The authors may prefer to focus on the novel techniques and omit details on parts like the window pushing or other techniques that are rather standard.

** Section 9
About the SMD dataset, although it uses an interesting generation model, does it have any property that guarantees, or indicates a degree of similarity to a real world stock market data series? Or could the authors have used basically the same model for any other type of data (e.g. a simulated traffic stream).
For pattern detection, the nature of the dataset is certainly important, as the sequences, and types of sequences are essential for the query processing algorithms.

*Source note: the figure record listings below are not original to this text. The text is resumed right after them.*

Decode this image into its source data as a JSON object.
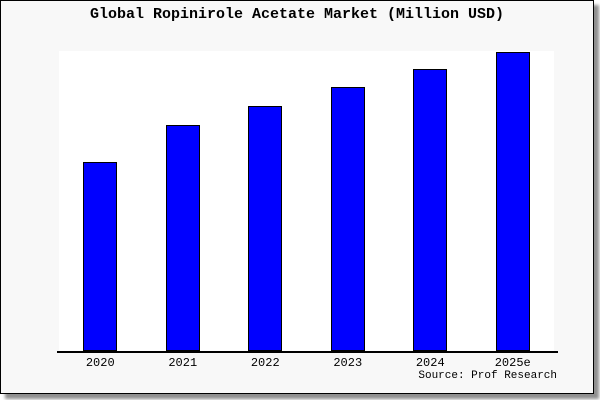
{
  "chart_data": {
    "type": "bar",
    "title": "Global Ropinirole Acetate Market (Million USD)",
    "categories": [
      "2020",
      "2021",
      "2022",
      "2023",
      "2024",
      "2025e"
    ],
    "series": [
      {
        "name": "Global Ropinirole Acetate Market",
        "values_pct_of_max": [
          63.2,
          75.6,
          81.9,
          88.3,
          94.3,
          100
        ]
      }
    ],
    "value_axis_note": "no y-axis ticks or numeric labels shown; values estimated relative to tallest bar (2025e = 100)",
    "xlabel": "",
    "ylabel": "",
    "grid": false,
    "legend": "none",
    "bar_color": "#0000ff",
    "bar_border_color": "#000000"
  },
  "source_note": "Source: Prof Research",
  "colors": {
    "page_background": "#f8f8f8",
    "plot_background": "#ffffff",
    "axis": "#000000",
    "text": "#000000",
    "bar_fill": "#0000ff",
    "bar_border": "#000000"
  }
}
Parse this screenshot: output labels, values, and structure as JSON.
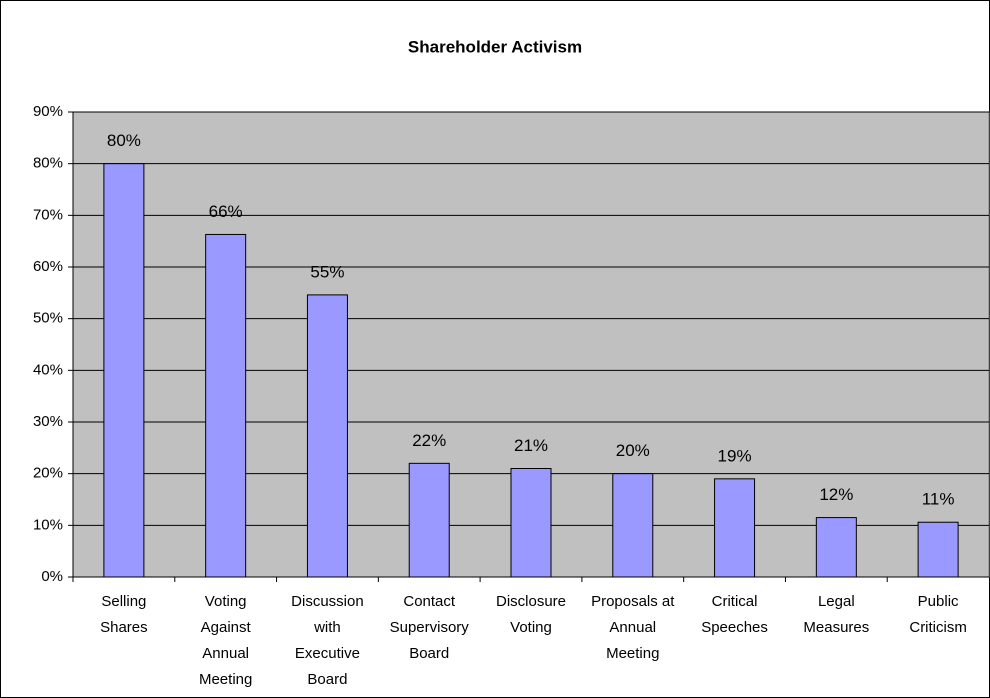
{
  "chart_data": {
    "type": "bar",
    "title": "Shareholder Activism",
    "categories": [
      "Selling Shares",
      "Voting Against Annual Meeting",
      "Discussion with Executive Board",
      "Contact Supervisory Board",
      "Disclosure Voting",
      "Proposals at Annual Meeting",
      "Critical Speeches",
      "Legal Measures",
      "Public Criticism"
    ],
    "values": [
      80,
      66.3,
      54.6,
      22,
      21,
      20,
      19,
      11.5,
      10.6
    ],
    "value_labels": [
      "80%",
      "66%",
      "55%",
      "22%",
      "21%",
      "20%",
      "19%",
      "12%",
      "11%"
    ],
    "color": "#9999ff",
    "ylim": [
      0,
      90
    ],
    "yticks": [
      {
        "value": 0,
        "label": "0%"
      },
      {
        "value": 10,
        "label": "10%"
      },
      {
        "value": 20,
        "label": "20%"
      },
      {
        "value": 30,
        "label": "30%"
      },
      {
        "value": 40,
        "label": "40%"
      },
      {
        "value": 50,
        "label": "50%"
      },
      {
        "value": 60,
        "label": "60%"
      },
      {
        "value": 70,
        "label": "70%"
      },
      {
        "value": 80,
        "label": "80%"
      },
      {
        "value": 90,
        "label": "90%"
      }
    ],
    "grid": true
  }
}
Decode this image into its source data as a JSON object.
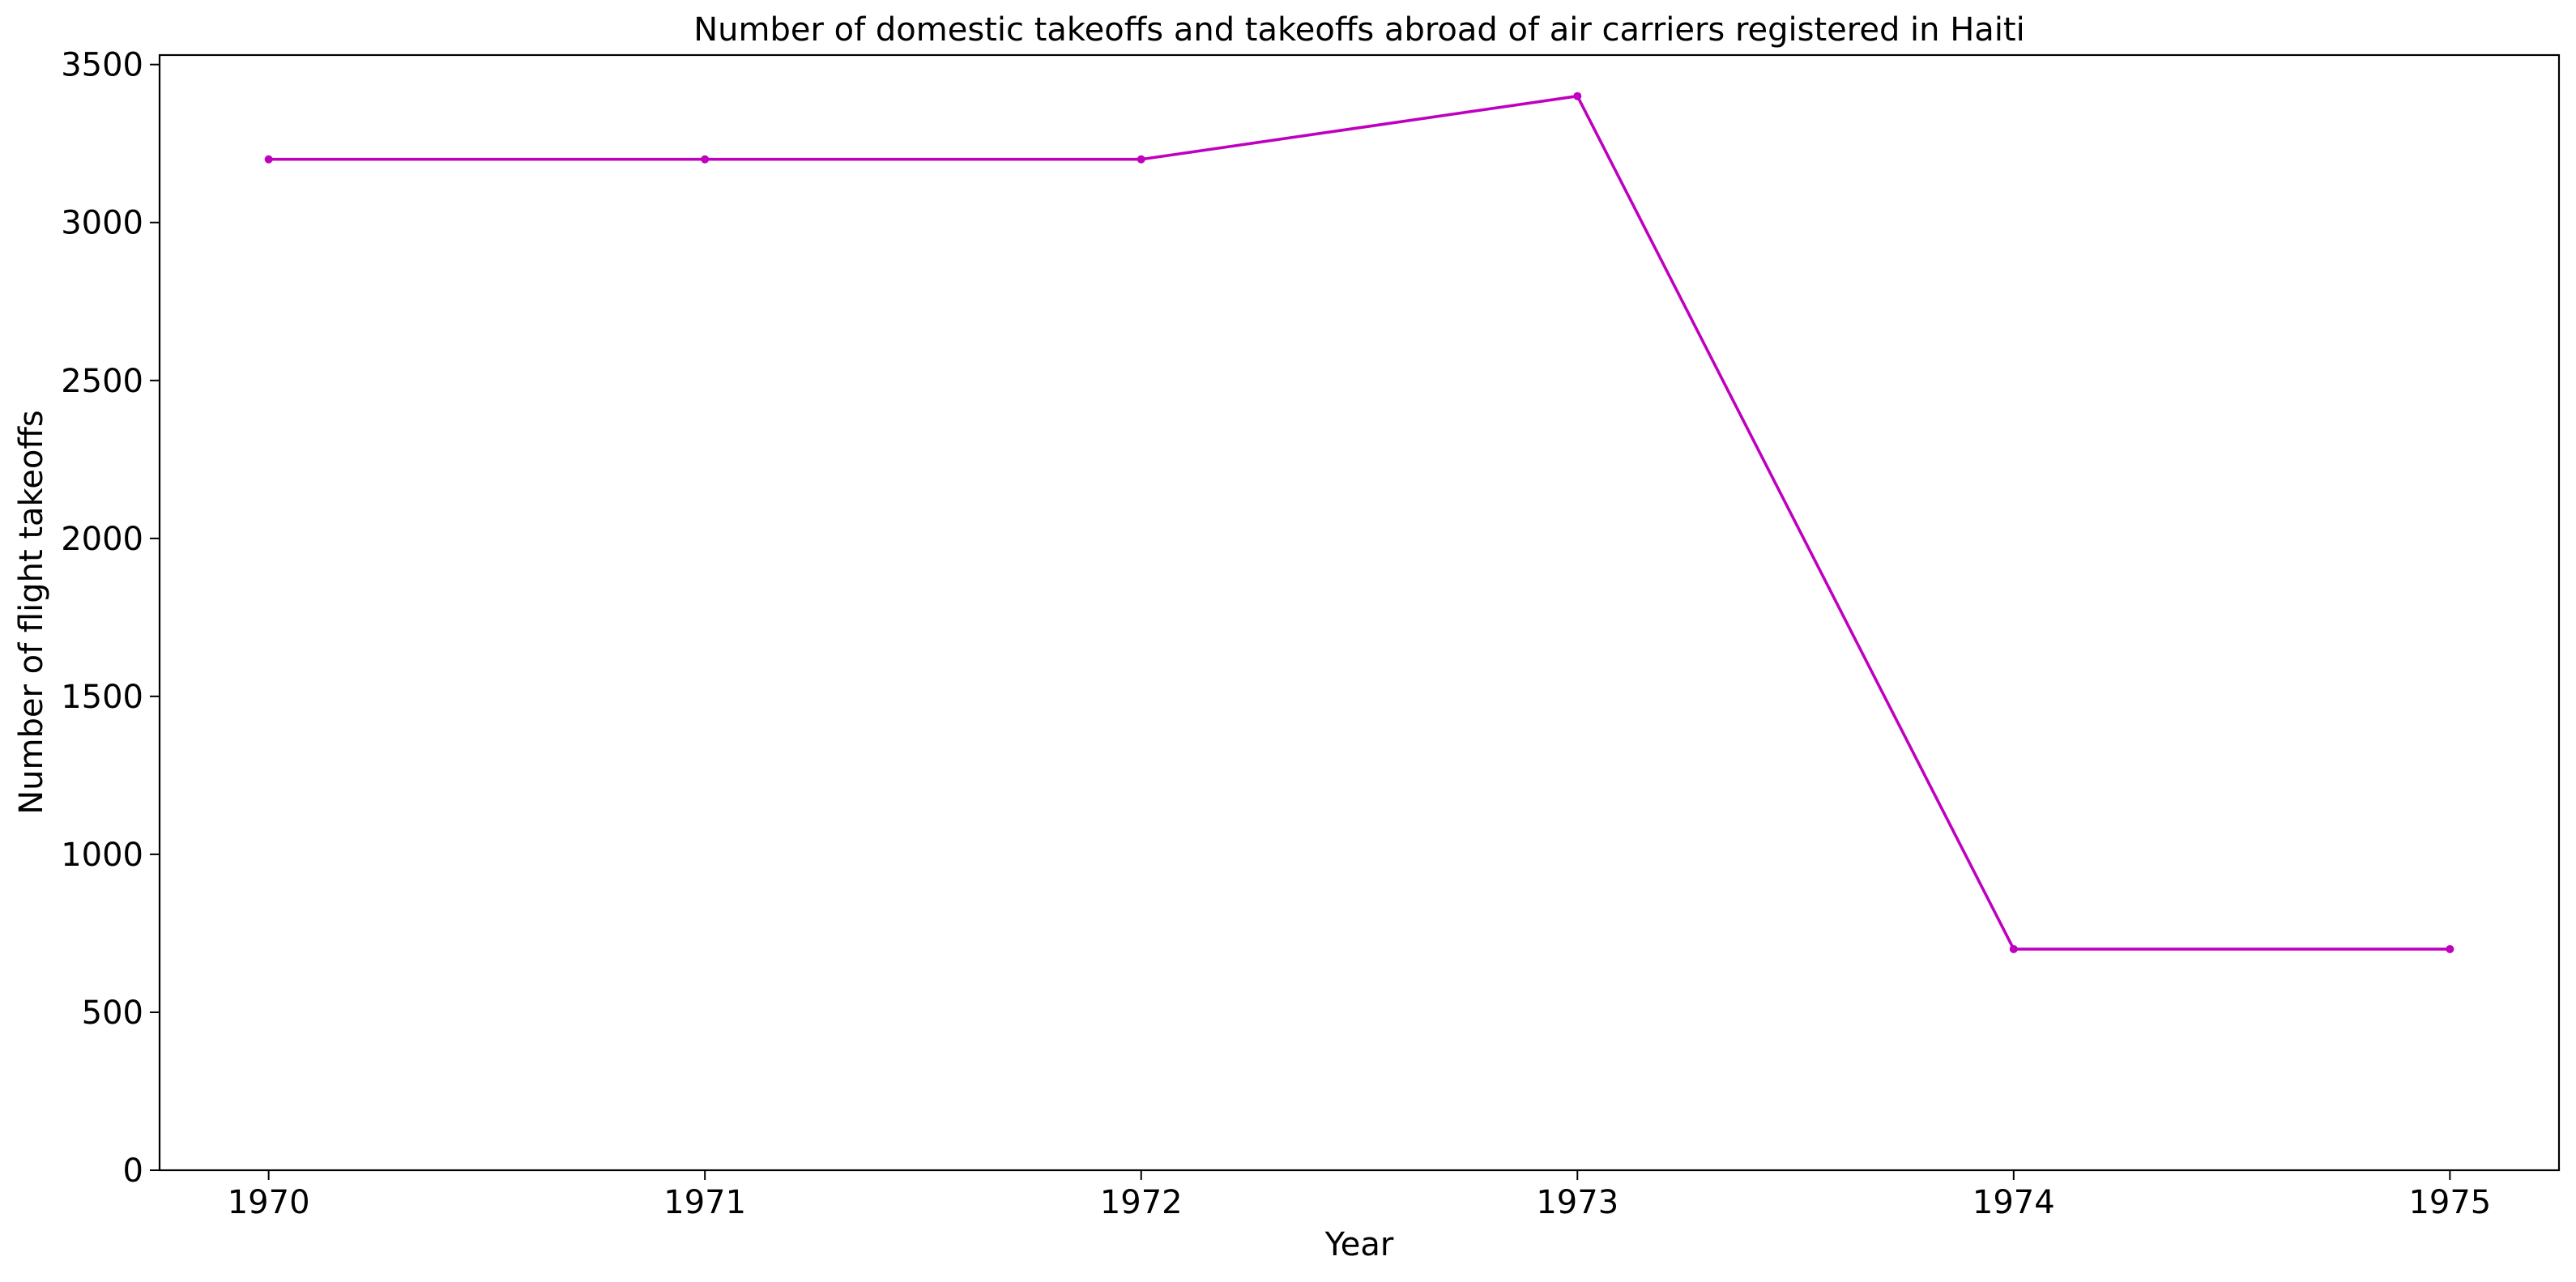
{
  "chart_data": {
    "type": "line",
    "title": "Number of domestic takeoffs and takeoffs abroad of air carriers registered in Haiti",
    "xlabel": "Year",
    "ylabel": "Number of flight takeoffs",
    "x": [
      1970,
      1971,
      1972,
      1973,
      1974,
      1975
    ],
    "x_tick_labels": [
      "1970",
      "1971",
      "1972",
      "1973",
      "1974",
      "1975"
    ],
    "y_ticks": [
      0,
      500,
      1000,
      1500,
      2000,
      2500,
      3000,
      3500
    ],
    "y_tick_labels": [
      "0",
      "500",
      "1000",
      "1500",
      "2000",
      "2500",
      "3000",
      "3500"
    ],
    "xlim": [
      1969.75,
      1975.25
    ],
    "ylim": [
      0,
      3530
    ],
    "grid": false,
    "series": [
      {
        "color": "#bf00bf",
        "marker": "circle",
        "values": [
          3200,
          3200,
          3200,
          3400,
          700,
          700
        ]
      }
    ]
  }
}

In a comprehensive evaluation one would expect a more extensive set of test queries. Instead, the authors propose essentially two queries that consider most of the aspects that they wish to put to test. I think it would be much more convincing to propose a wider range of queries with different characteristics, otherwise there may be a bias towards a certain type of query pattern or query type. Furthermore, I miss a multiple query behaviour evaluation. It is common in CEPs to evaluate how the system responds to different combinations of data/query loads simultaneously.
It is also interesting to see the window sizes chosen for the evaluation, which have a quite small range between 2 and 10 sec. What is the rationale for this choice?
Even if this range is small, we see a quite important decrease in throughput in most of the experiments. Of course, in cases where the comparison with EP_SPARQL is made, the latter has an even worse behaviour. However, I am not sure how realistic it is t take these window sizes for the datasets chosen.
Perhaps it would be interesting to see a more heterogeneous set of evaluation settings, also including larger window sizes. This is totally common in real use cases in stock market analysis and smart cities as well.
It would also be interesting to see a rough comparison with RDF stream query processors, even if they are of course limited in terms of features compared to Spaseq. However, it could serve as a reference for implementers or users who need to choose among both. This specially applies for CSPARQL, given that it has a Time Function feature that naively allows a form of sequence operator. Of course it would be expected that this would perform worse than the proposed techniques.
Nevertheless, given that Spaseq also performs simple graph pattern matching, it would be pedagogic to see a comparison with one of these RSPs at least in cases where a comparison is valid/possible.